Here’s the newspaper cutting I told you about in our Zoom class yesterday, which is on the wall in my yoga room.

It says “90 year old in the yoga headstand” with “And, done your yoga today?” written beneath.

My housemate put it up in my room when I lived in Cologne in the 90’s. He had been showing me a few yoga poses that he’d learnt from his father, so I’d only just started practicing. There was no such thing as a yoga class in those days, not even in all of Cologne, so I just picked up bits and pieces from various sources.

The message was clear: if you want to be able to stand on your head when you’re 90, you have to do your practice now.

I thought that was a perfectly good aspiration to have in life so I kept up with it. I also realised how profound the method really was and that I still had a lot to learn. 

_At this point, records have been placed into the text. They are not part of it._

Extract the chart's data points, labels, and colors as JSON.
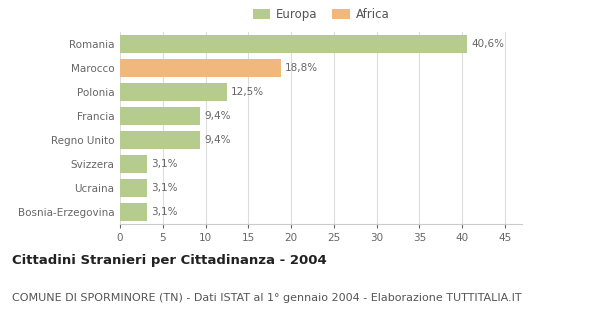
{
  "categories": [
    "Bosnia-Erzegovina",
    "Ucraina",
    "Svizzera",
    "Regno Unito",
    "Francia",
    "Polonia",
    "Marocco",
    "Romania"
  ],
  "values": [
    3.1,
    3.1,
    3.1,
    9.4,
    9.4,
    12.5,
    18.8,
    40.6
  ],
  "labels": [
    "3,1%",
    "3,1%",
    "3,1%",
    "9,4%",
    "9,4%",
    "12,5%",
    "18,8%",
    "40,6%"
  ],
  "colors": [
    "#b5cc8e",
    "#b5cc8e",
    "#b5cc8e",
    "#b5cc8e",
    "#b5cc8e",
    "#b5cc8e",
    "#f0b87c",
    "#b5cc8e"
  ],
  "legend_labels": [
    "Europa",
    "Africa"
  ],
  "legend_colors": [
    "#b5cc8e",
    "#f0b87c"
  ],
  "title_bold": "Cittadini Stranieri per Cittadinanza - 2004",
  "subtitle": "COMUNE DI SPORMINORE (TN) - Dati ISTAT al 1° gennaio 2004 - Elaborazione TUTTITALIA.IT",
  "xlim": [
    0,
    47
  ],
  "xticks": [
    0,
    5,
    10,
    15,
    20,
    25,
    30,
    35,
    40,
    45
  ],
  "background_color": "#ffffff",
  "bar_height": 0.72,
  "title_fontsize": 9.5,
  "subtitle_fontsize": 8,
  "label_fontsize": 7.5,
  "tick_fontsize": 7.5,
  "legend_fontsize": 8.5
}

Meanwhile yoga classes started popping up everywhere and I attended many of them, though my main practice stayed on my own mat at home. 
By this time I’d moved back to Amsterdam and this mat was made of two thick wonky pieces of black rubber glued together. It couldn’t be rolled up easily so it was out all the time (I lived in a bedsit the size of my lounge now). 

Many years later, by now in England, I remember being surprised at the amount of people teaching yoga classes when to my mind they had really only just started practicing. How was that possible? I’d always thought of myself as an amateur and a beginner, there was so much still to understand.

I was working as a personal tutor at Cirencester College then, helping students make decisions for their future, and one day I heard my own counsel: If these people can teach yoga, why can’t you? 

I graduated from teacher training in 2012 and as they say, the rest is history.

I suppose technically I am a professional now and no longer an amateur, but I still consider myself a beginner really and perhaps I always will. In fact I’d encourage anyone to keep approaching yoga as a beginner. After all, each and every moment is fresh and gives you the opportunity to experience something new, something different. If we let it.